Yassierli menyambut baik inisiatif DPR mengajukan RUU Pelindungan Ketenagakerjaan. Menurut dia, aturan tersebut perlu mampu mengakomodasi kepentingan pekerja dan dunia usaha sekaligus mendukung kebutuhan pembangunan nasional maupun daerah.

“Pembangunan ketenagakerjaan dalam RUU ini diarahkan untuk memberdayakan dan mendayagunakan tenaga kerja secara optimal dan manusiawi, mewujudkan pemerataan kesempatan kerja, menyediakan tenaga kerja sesuai kebutuhan pembangunan nasional dan daerah, serta memberikan pelindungan dan meningkatkan kesejahteraan tenaga kerja dan keluarganya,” kata Yassierli dalam keterangan tertulis, Selasa (15/9/2026).

Dalam aspek perencanaan tenaga kerja, pemerintah menilai kebijakan ketenagakerjaan perlu disusun berdasarkan data yang akurat dan dilakukan secara sistematis. Hal serupa berlaku pada pelatihan kerja yang diarahkan untuk meningkatkan kompetensi pekerja sesuai kebutuhan pasar dan dunia usaha.

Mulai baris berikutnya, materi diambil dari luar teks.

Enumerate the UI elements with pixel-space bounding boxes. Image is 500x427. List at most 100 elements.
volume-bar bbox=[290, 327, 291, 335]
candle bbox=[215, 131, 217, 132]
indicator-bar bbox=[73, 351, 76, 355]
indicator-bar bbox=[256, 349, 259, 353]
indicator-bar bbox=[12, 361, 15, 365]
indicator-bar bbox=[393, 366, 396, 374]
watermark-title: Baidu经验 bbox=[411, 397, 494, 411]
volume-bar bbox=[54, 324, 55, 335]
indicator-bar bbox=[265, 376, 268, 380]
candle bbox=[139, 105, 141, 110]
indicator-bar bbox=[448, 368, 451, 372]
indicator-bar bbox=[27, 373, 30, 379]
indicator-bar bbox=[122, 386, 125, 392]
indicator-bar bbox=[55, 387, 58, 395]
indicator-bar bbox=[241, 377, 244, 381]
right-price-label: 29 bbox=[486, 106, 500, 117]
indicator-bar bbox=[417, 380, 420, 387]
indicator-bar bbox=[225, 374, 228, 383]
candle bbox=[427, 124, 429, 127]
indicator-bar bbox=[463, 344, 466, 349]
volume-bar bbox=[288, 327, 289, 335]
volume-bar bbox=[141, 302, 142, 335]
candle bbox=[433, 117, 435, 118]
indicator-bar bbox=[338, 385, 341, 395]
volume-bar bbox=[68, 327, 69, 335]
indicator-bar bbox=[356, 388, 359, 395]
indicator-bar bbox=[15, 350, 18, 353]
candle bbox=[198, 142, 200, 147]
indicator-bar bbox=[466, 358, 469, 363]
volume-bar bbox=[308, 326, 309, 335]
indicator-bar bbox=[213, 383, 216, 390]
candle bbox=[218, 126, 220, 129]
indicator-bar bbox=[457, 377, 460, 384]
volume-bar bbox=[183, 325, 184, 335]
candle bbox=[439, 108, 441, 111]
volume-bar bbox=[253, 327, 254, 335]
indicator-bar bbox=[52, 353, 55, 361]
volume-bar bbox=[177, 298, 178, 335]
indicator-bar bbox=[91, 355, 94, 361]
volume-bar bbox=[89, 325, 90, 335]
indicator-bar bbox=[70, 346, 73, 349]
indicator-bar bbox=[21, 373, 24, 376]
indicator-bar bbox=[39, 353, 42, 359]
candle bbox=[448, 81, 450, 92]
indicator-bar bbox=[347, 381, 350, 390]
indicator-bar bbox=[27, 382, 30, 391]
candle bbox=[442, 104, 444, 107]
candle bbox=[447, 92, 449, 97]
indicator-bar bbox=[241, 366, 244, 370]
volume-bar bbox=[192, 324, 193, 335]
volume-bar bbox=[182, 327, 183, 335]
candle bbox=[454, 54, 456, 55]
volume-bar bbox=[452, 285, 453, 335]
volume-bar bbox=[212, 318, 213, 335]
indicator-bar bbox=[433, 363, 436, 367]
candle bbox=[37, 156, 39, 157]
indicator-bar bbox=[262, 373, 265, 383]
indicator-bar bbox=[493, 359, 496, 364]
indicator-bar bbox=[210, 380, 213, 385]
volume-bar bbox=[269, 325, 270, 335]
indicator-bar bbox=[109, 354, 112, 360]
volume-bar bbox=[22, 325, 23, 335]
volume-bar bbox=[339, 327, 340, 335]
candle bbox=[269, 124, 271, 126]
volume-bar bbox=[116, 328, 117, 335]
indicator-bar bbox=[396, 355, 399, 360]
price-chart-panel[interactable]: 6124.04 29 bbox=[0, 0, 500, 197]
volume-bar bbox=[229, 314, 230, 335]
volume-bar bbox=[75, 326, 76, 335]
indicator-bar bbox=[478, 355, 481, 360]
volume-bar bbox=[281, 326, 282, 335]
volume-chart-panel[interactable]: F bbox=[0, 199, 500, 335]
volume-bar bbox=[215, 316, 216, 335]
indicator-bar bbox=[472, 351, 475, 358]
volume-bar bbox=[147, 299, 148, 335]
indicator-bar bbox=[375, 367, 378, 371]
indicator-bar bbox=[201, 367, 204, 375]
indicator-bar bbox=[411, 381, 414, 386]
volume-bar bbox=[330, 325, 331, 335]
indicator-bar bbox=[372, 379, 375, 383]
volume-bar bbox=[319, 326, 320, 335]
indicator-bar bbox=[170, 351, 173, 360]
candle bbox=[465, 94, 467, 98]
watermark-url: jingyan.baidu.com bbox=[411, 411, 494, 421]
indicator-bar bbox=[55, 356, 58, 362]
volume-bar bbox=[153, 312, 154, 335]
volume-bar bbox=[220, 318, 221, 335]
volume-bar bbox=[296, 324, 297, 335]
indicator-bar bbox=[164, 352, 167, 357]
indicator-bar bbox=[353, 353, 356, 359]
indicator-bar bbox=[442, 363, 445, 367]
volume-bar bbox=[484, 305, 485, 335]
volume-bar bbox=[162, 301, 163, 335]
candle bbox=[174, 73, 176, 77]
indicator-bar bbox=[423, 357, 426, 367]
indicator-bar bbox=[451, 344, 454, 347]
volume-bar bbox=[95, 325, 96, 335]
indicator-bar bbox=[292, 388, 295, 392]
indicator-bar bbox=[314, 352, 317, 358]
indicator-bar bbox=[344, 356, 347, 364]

Pelaksanaan pelatihan juga perlu mengacu pada standar kompetensi yang berlaku serta didukung dengan pendanaan yang memadai.

Sementara itu, pemerintah menekankan proses penempatan tenaga kerja harus dilakukan secara objektif, transparan, adil, dan nondiskriminatif. Prinsip tersebut mencakup kesetaraan gender serta pelindungan bagi penyandang disabilitas, kelompok rentan, dan masyarakat di daerah tertinggal.

Untuk hubungan industrial, pemerintah berpandangan hubungan kerja perlu dibangun secara harmonis dan berkeadilan. K3 juga ditempatkan sebagai bagian fundamental dalam pelindungan ketenagakerjaan, mengingat aspek keselamatan pekerja menjadi bagian penting dalam hubungan kerja.